Top 10 Reasons Businesses Fail Number 1 – Owners Just Don't Get It
There are so many things that owners do wrong, that they are too long to list. Most problems have to do with owners’ egos. They are so consumed with impressing themselves that they are often blind to what is really going on in their business. They are too close to the business to see things clearly because everything they do or implement is a figment of their own imagination. There is a reason that authors have editors. If an author reads what they wrote, they read what they MEANT to write. If an editor reads what the author wrote, the read what the author TRULY wrote. Let’s list out some of the most common problems:
1. Usually business owners are very good at their particular trade, but it doesn’t mean they know how to run a business. Anything they implement in the business is based on their lack of knowledge. Prime examples of this point are doctors and lawyers. They are good at their trade, but bad at business. They should seek outside help.
2. Owners are stubborn and refuse to accept input from others. They refuse to take advice from anyone inside or outside of the company.

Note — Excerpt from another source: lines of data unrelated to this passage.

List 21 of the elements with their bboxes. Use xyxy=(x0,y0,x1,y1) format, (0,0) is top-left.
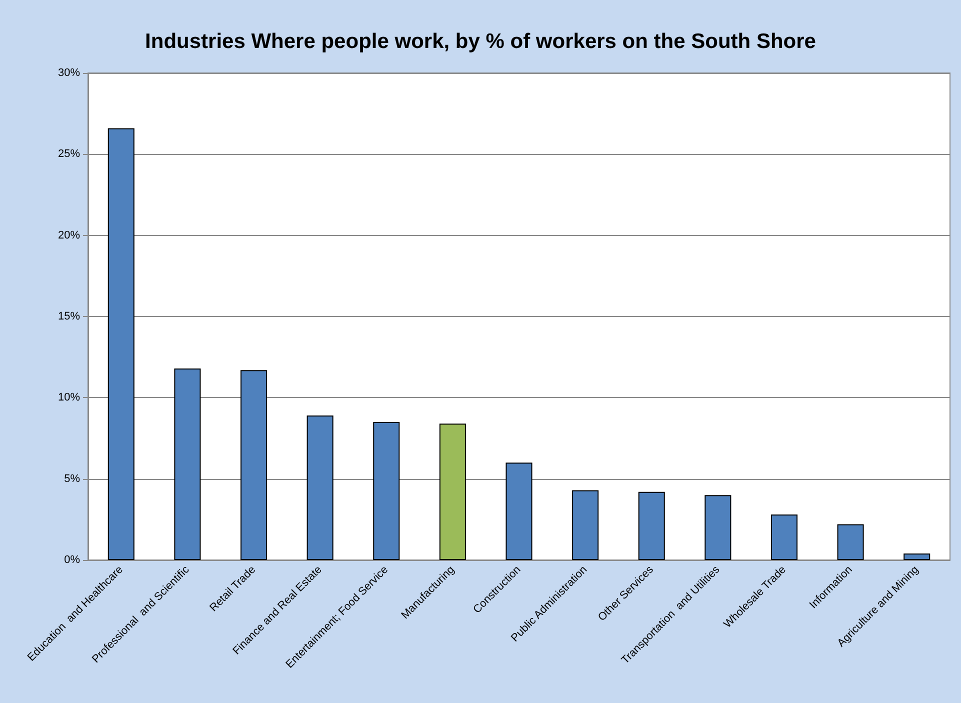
bar xyxy=(439,424,466,560)
y-tick-label: 30% xyxy=(58,67,80,79)
bar xyxy=(904,554,930,560)
bar xyxy=(704,495,732,560)
y-tick-label: 5% xyxy=(64,472,80,485)
bar xyxy=(572,490,599,560)
bar xyxy=(306,416,334,560)
y-tick-label: 10% xyxy=(58,392,80,404)
bar xyxy=(240,370,268,560)
bar xyxy=(174,368,201,560)
bar xyxy=(638,492,665,560)
bar xyxy=(506,462,532,560)
y-tick-label: 20% xyxy=(58,229,80,242)
y-tick-label: 25% xyxy=(58,148,80,160)
bar xyxy=(770,514,798,560)
bar xyxy=(837,524,864,560)
y-tick-label: 0% xyxy=(64,554,80,566)
chart-title: Industries Where people work, by % of workers on the South Shore xyxy=(145,30,816,53)
y-tick-label: 15% xyxy=(58,310,80,322)
bar xyxy=(373,422,400,560)
bar xyxy=(108,128,134,560)
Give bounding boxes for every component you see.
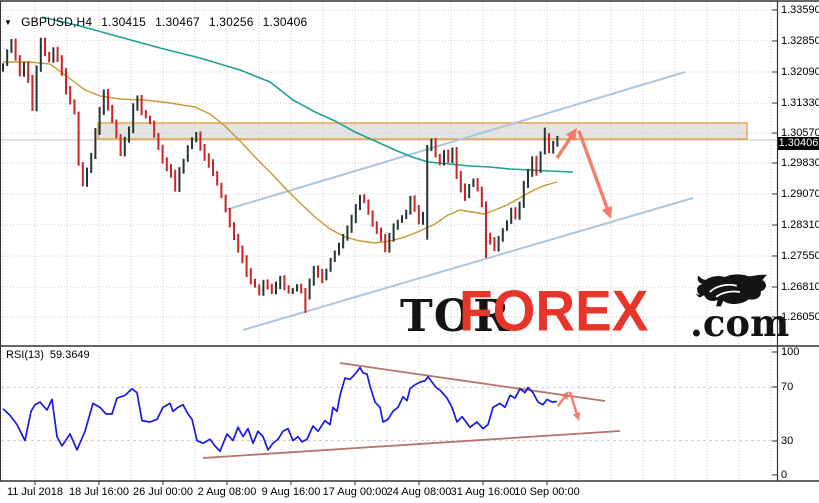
quote-low: 1.30256: [208, 15, 254, 29]
rsi-tick-label: 0: [781, 469, 788, 481]
price-tick-label: 1.26050: [781, 311, 819, 323]
price-tick-label: 1.32850: [781, 35, 819, 47]
bull-icon: [695, 274, 767, 307]
date-tick-label: 31 Aug 16:00: [450, 486, 516, 498]
quote-header: ▼ GBPUSD,H4 1.30415 1.30467 1.30256 1.30…: [4, 15, 307, 29]
symbol-marker-icon: ▼: [4, 18, 13, 27]
indicator-name: RSI(13): [6, 349, 44, 361]
price-tick-label: 1.28310: [781, 219, 819, 231]
date-tick-label: 18 Jul 16:00: [69, 486, 129, 498]
quote-high: 1.30467: [155, 15, 200, 29]
indicator-label: RSI(13) 59.3649: [6, 349, 90, 361]
quote-close: 1.30406: [262, 15, 308, 29]
rsi-tick-label: 30: [781, 435, 794, 447]
rsi-tick-label: 70: [781, 381, 794, 393]
price-tick-label: 1.29070: [781, 188, 819, 200]
date-tick-label: 11 Jul 2018: [6, 486, 64, 498]
date-tick-label: 17 Aug 00:00: [322, 486, 388, 498]
price-tick-label: 1.33590: [781, 4, 819, 16]
current-price-badge: 1.30406: [778, 137, 819, 150]
quote-open: 1.30415: [101, 15, 147, 29]
rsi-tick-label: 100: [781, 346, 800, 358]
date-tick-label: 2 Aug 08:00: [197, 486, 257, 498]
date-tick-label: 24 Aug 08:00: [386, 486, 452, 498]
price-tick-label: 1.32090: [781, 66, 819, 78]
watermark-logo: TOR FOREX .com: [398, 272, 789, 344]
date-tick-label: 9 Aug 16:00: [261, 486, 321, 498]
indicator-value: 59.3649: [49, 349, 90, 361]
watermark-suffix: .com: [690, 301, 790, 345]
watermark-prefix: TOR: [400, 291, 511, 342]
watermark-brand: FOREX: [459, 278, 649, 344]
price-tick-label: 1.29830: [781, 157, 819, 169]
date-tick-label: 26 Jul 00:00: [133, 486, 193, 498]
date-tick-label: 10 Sep 00:00: [514, 486, 580, 498]
price-tick-label: 1.26810: [781, 281, 819, 293]
price-tick-label: 1.31330: [781, 97, 819, 109]
symbol-label: GBPUSD,H4: [21, 15, 93, 29]
price-axis[interactable]: 1.33590 1.32850 1.32090 1.31330 1.30570 1.298…: [781, 0, 819, 503]
price-tick-label: 1.27550: [781, 250, 819, 262]
price-tick-label: 1.30570: [781, 127, 819, 139]
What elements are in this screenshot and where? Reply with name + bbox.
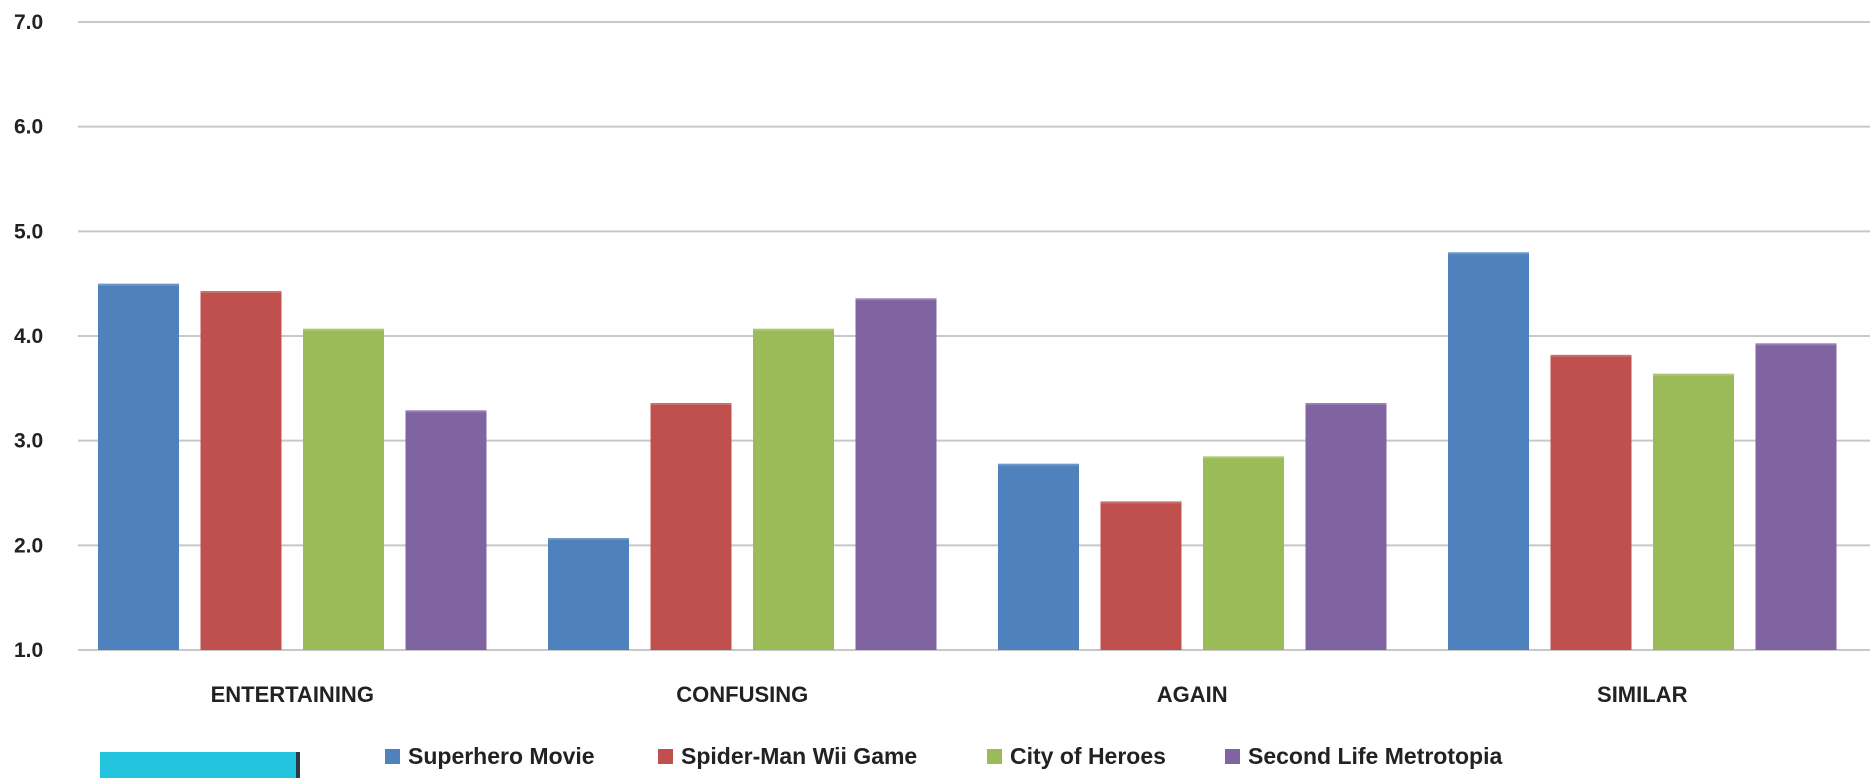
bar [1203, 456, 1284, 650]
accent-block [100, 752, 296, 778]
accent-block-edge [296, 752, 300, 778]
legend-swatch [385, 749, 400, 764]
decoration [100, 752, 300, 778]
bar-highlight [650, 402, 732, 405]
legend-label: Superhero Movie [408, 743, 595, 769]
bar [1100, 501, 1182, 650]
bar [548, 538, 629, 650]
y-tick-label: 2.0 [14, 534, 43, 557]
bar [303, 328, 384, 650]
legend-label: City of Heroes [1010, 743, 1166, 769]
x-tick-label: CONFUSING [676, 682, 808, 707]
bar-highlight [1305, 402, 1387, 405]
bar [1755, 343, 1837, 650]
legend: Superhero Movie Spider-Man Wii Game City o… [385, 743, 1503, 769]
bar-highlight [98, 283, 179, 286]
legend-label: Second Life Metrotopia [1248, 743, 1503, 769]
bar [405, 410, 487, 650]
legend-label: Spider-Man Wii Game [681, 743, 917, 769]
bar [753, 328, 834, 650]
bar-highlight [200, 290, 282, 293]
bar-highlight [753, 328, 834, 331]
bars [98, 252, 1837, 650]
x-tick-label: SIMILAR [1597, 682, 1688, 707]
bar-highlight [1100, 501, 1182, 504]
bar-highlight [303, 328, 384, 331]
bar-highlight [998, 463, 1079, 466]
y-tick-label: 7.0 [14, 11, 43, 34]
y-axis-ticks: 1.0 2.0 3.0 4.0 5.0 6.0 7.0 [14, 11, 43, 662]
bar [1305, 402, 1387, 650]
bar-highlight [1550, 354, 1632, 357]
bar-highlight [855, 298, 937, 301]
bar [855, 298, 937, 650]
bar-highlight [1203, 456, 1284, 459]
y-tick-label: 1.0 [14, 639, 43, 662]
bar-highlight [1755, 343, 1837, 346]
bar [98, 283, 179, 650]
y-tick-label: 4.0 [14, 325, 43, 348]
y-tick-label: 6.0 [14, 116, 43, 139]
x-axis-ticks: ENTERTAINING CONFUSING AGAIN SIMILAR [211, 682, 1688, 707]
bar-highlight [548, 538, 629, 541]
bar [998, 463, 1079, 650]
bar [200, 290, 282, 650]
legend-swatch [987, 749, 1002, 764]
bar [1448, 252, 1529, 650]
bar-highlight [1653, 373, 1734, 376]
legend-swatch [1225, 749, 1240, 764]
bar-highlight [405, 410, 487, 413]
bar [650, 402, 732, 650]
bar [1653, 373, 1734, 650]
legend-swatch [658, 749, 673, 764]
y-tick-label: 3.0 [14, 430, 43, 453]
bar [1550, 354, 1632, 650]
x-tick-label: AGAIN [1157, 682, 1228, 707]
bar-highlight [1448, 252, 1529, 255]
y-tick-label: 5.0 [14, 220, 43, 243]
x-tick-label: ENTERTAINING [211, 682, 374, 707]
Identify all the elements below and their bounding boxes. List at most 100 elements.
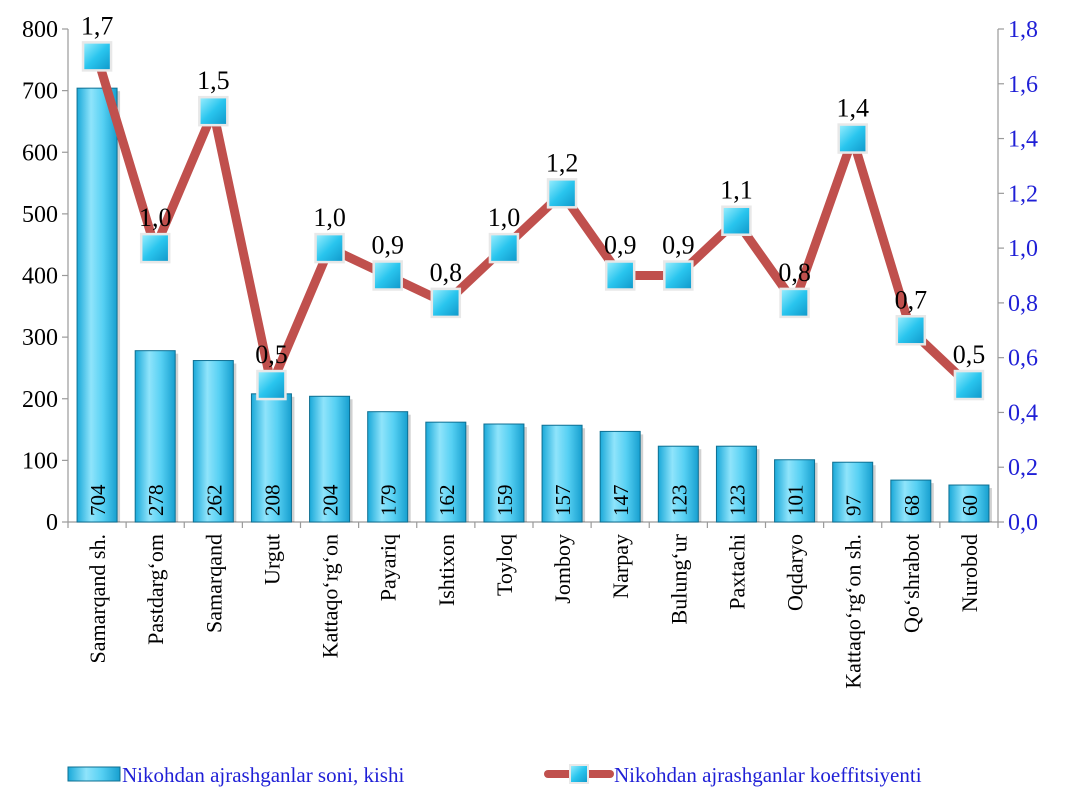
bar-value-label: 278 — [144, 485, 168, 517]
bar — [599, 430, 641, 523]
x-tick-label: Oqdaryo — [783, 534, 808, 611]
line-marker — [256, 369, 287, 401]
line-value-label: 0,8 — [778, 258, 811, 287]
y-left-tick-label: 600 — [22, 140, 58, 166]
bar — [425, 421, 467, 523]
bar-value-label: 208 — [260, 485, 284, 517]
y-right-tick-label: 1,8 — [1008, 17, 1038, 43]
bar-series — [76, 87, 992, 523]
y-right-tick-label: 0,0 — [1008, 510, 1038, 536]
bar-value-label: 123 — [725, 485, 749, 517]
line-marker — [721, 205, 752, 236]
bar — [715, 445, 757, 523]
y-left-tick-label: 800 — [22, 17, 58, 43]
bar — [483, 423, 525, 523]
y-right-tick-label: 1,0 — [1008, 236, 1038, 262]
legend-line-label: Nikohdan ajrashganlar koeffitsiyenti — [614, 763, 922, 787]
x-tick-label: Payariq — [376, 534, 401, 601]
line-marker — [895, 315, 927, 346]
line-marker — [81, 41, 113, 72]
bar-value-label: 159 — [493, 485, 517, 517]
bar-value-label: 123 — [667, 485, 691, 517]
bar-value-label: 68 — [900, 495, 924, 516]
y-right-tick-label: 1,2 — [1008, 181, 1038, 207]
x-tick-label: Samarqand sh. — [85, 534, 110, 664]
line-marker — [372, 260, 403, 291]
x-tick-label: Pastdarg‘om — [143, 534, 168, 645]
bar-value-label: 262 — [202, 485, 226, 517]
y-left-tick-label: 700 — [22, 79, 58, 105]
y-left-tick-label: 100 — [22, 448, 58, 474]
line-marker — [198, 95, 229, 127]
line-value-label: 1,5 — [197, 66, 230, 95]
line-marker — [604, 260, 636, 291]
y-right-tick-label: 1,4 — [1008, 127, 1038, 153]
bar — [309, 395, 351, 523]
bar — [192, 360, 234, 523]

3. They are greedy. There is nothing wrong with wanting to be successful and make a lot of money. That is the reason why we are in “for profit” businesses. But being greedy often makes owners cheap. They refuse to spend the necessary dollars on quality products or services which costs them more in the long run.
4. They are scared of risk. Just because something is working well, doesn’t mean you shouldn’t try other things. Expanding to a new area or altering your products and services might provide more money than you are currently making.
5. They are too hands on. Revenues grow exponentially when you have people producing income for you. An owner doing all the work can only produce a limited amount of income. Your business is not unlike a pyramid (now called multi-level marketing, mostly to avoid regulations meant to stem that activity). Take our private investigations company. We can charge $75.00 per hour, so the most we can make with two owners is $150.00. But if we pick up additional investigators, we can charge $75.00 an hour, pay the investigators $25.00 per hour and pick up an additional $50.00 in company revenue per investigator. Make sense? But the investigators who are so stuck on the idea that they have to do the work to get it right are limited on how much they can bring in to the company.
I could go on and on with these examples. Let me close with a short story about a paradigm shift:
A boat is cruising along on a foggy night. They see a light of an oncoming boat. The navigator gets on the microphone and says, “You are in our direct path, please change course”. The other voice simply says, “I suggest you change course”. The captain who is listening grabs the mic and says, “This is Captain Smith of the US Navy, change your course”. The voice again comes back and says, “Sir, this is Ensign Brown and you should change your course”. With this response, the captain yells, “We are a US Destroyer, change your course now”. The voice come back calmly and says, “We are a lighthouse”. The ship changed course.
Sometimes all it takes is one additional piece of information to shed a whole new light on a situation. Don’t get trapped in linear thinking.